The releases/gcc-11 branch has been updated by Jakub Jelinek <jakub@gcc.gnu.org>: https://gcc.gnu.org/g:051040f0642cfd002d31f655a70aef50e6f44d25 commit r11-8948-g051040f0642cfd002d31f655a70aef50e6f44d25 Author: Jakub Jelinek <jakub@redhat.com> Date: Wed Sep 1 13:30:51 2021 +0200 vectorizer: Fix up vectorization using WIDEN_MINUS_EXPR [PR102124] The following testcase is miscompiled on aarch64-linux at -O3 since the introduction of WIDEN_MINUS_EXPR. The problem is if the inner type (half_type) is unsigned and the result type in which the subtraction is performed (type) has precision more than twice as larger as the inner type's precision. For other widening operations like WIDEN_{PLUS,MULT}_EXPR, if half_type is unsigned, the addition/multiplication result in itype is also unsigned and needs to be zero-extended to type. But subtraction is special, even when half_type is unsigned, the subtraction behaves as signed (also regardless of whether the result type is signed or unsigned), 0xfeU - 0xffU is -1 or 0xffffffffU, not 0x0000ffff. I think it is better not to use mixed signedness of types in WIDEN_MINUS_EXPR (have unsigned vector of operands and signed result vector), so this patch instead adds another cast to make sure we always sign-extend the result from itype to type if type is wider than itype. 2021-09-01 Jakub Jelinek <jakub@redhat.com> PR tree-optimization/102124 * tree-vect-patterns.c (vect_recog_widen_op_pattern): For ORIG_CODE MINUS_EXPR, if itype is unsigned with smaller precision than type, add an extra cast to signed variant of itype to ensure sign-extension. * gcc.dg/torture/pr102124.c: New test. (cherry picked from commit bea07159d1d4c9a61c8f7097e9f88c2b206b1b2f)
Fixed for 11.3+ and 12.1+.
The master branch has been updated by Jakub Jelinek <jakub@gcc.gnu.org>: https://gcc.gnu.org/g:e217e7dbdc1040e7ee160796e9ca1ef12a0dd1cb commit r15-2136-ge217e7dbdc1040e7ee160796e9ca1ef12a0dd1cb Author: Sam James <sam@gentoo.org> Date: Thu Jul 18 10:00:17 2024 +0200 testsuite: Add dg-do run to more tests All of these are for wrong-code bugs.
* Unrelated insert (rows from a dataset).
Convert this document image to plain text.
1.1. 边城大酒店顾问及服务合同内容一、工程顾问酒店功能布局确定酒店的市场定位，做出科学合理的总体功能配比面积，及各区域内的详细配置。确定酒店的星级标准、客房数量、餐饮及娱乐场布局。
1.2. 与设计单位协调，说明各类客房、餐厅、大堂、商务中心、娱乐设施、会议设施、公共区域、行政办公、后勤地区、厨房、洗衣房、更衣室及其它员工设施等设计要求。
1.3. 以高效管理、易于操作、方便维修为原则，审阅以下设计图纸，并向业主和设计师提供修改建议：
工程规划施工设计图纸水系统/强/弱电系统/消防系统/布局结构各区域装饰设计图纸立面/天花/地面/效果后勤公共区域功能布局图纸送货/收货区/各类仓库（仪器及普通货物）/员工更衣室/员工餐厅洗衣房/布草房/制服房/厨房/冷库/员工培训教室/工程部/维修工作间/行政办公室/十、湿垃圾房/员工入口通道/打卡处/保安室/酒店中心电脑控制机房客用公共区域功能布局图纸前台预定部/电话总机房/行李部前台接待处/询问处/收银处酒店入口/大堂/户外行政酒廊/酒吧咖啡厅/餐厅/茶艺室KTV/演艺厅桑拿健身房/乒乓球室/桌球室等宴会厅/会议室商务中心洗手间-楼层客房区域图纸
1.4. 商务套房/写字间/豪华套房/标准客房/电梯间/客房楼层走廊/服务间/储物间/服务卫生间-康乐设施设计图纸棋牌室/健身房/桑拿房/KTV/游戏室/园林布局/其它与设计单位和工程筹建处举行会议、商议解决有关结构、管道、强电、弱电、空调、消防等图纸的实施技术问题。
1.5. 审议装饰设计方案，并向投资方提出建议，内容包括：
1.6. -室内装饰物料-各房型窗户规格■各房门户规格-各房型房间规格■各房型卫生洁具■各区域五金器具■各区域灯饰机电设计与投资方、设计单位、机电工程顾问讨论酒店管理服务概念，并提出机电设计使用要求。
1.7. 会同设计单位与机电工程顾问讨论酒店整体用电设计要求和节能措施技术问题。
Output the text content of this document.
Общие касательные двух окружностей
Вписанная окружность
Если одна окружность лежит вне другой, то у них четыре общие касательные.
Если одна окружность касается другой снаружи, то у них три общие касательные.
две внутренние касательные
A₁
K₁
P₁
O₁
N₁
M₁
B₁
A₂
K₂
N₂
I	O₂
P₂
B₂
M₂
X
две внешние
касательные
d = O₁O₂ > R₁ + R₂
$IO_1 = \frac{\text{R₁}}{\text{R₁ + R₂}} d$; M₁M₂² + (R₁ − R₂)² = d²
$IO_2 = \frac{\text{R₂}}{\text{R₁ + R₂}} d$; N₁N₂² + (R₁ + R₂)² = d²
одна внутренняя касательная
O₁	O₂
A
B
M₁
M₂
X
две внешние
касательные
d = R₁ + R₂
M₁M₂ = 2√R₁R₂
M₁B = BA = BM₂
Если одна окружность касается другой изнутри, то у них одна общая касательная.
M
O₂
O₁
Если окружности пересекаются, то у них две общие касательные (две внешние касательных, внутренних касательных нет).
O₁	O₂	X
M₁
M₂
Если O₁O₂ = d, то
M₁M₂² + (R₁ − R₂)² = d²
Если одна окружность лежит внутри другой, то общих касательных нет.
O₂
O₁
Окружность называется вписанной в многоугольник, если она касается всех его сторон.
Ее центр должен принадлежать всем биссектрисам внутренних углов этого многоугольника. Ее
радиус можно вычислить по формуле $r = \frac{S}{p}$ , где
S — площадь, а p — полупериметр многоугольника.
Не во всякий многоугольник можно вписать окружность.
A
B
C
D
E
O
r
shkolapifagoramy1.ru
Confirmed to be used before but with no execution. 2024-07-18 Sam James <sam@gentoo.org> PR c++/53288 PR c++/57437 PR c/65345 PR libstdc++/88101 PR tree-optimization/96369 PR tree-optimization/102124 PR tree-optimization/108692 * c-c++-common/pr96369.c: Add dg-do run directive. * gcc.dg/torture/pr102124.c: Ditto. * gcc.dg/pr108692.c: Ditto. * gcc.dg/atomic/pr65345-4.c: Ditto. * g++.dg/cpp0x/lambda/lambda-return1.C: Ditto. * g++.dg/init/lifetime4.C: Ditto. * g++.dg/torture/builtin-clear-padding-1.C: Ditto. * g++.dg/torture/builtin-clear-padding-2.C: Ditto. * g++.dg/torture/builtin-clear-padding-3.C: Ditto. * g++.dg/torture/builtin-clear-padding-4.C: Ditto. * g++.dg/torture/builtin-clear-padding-5.C: Ditto.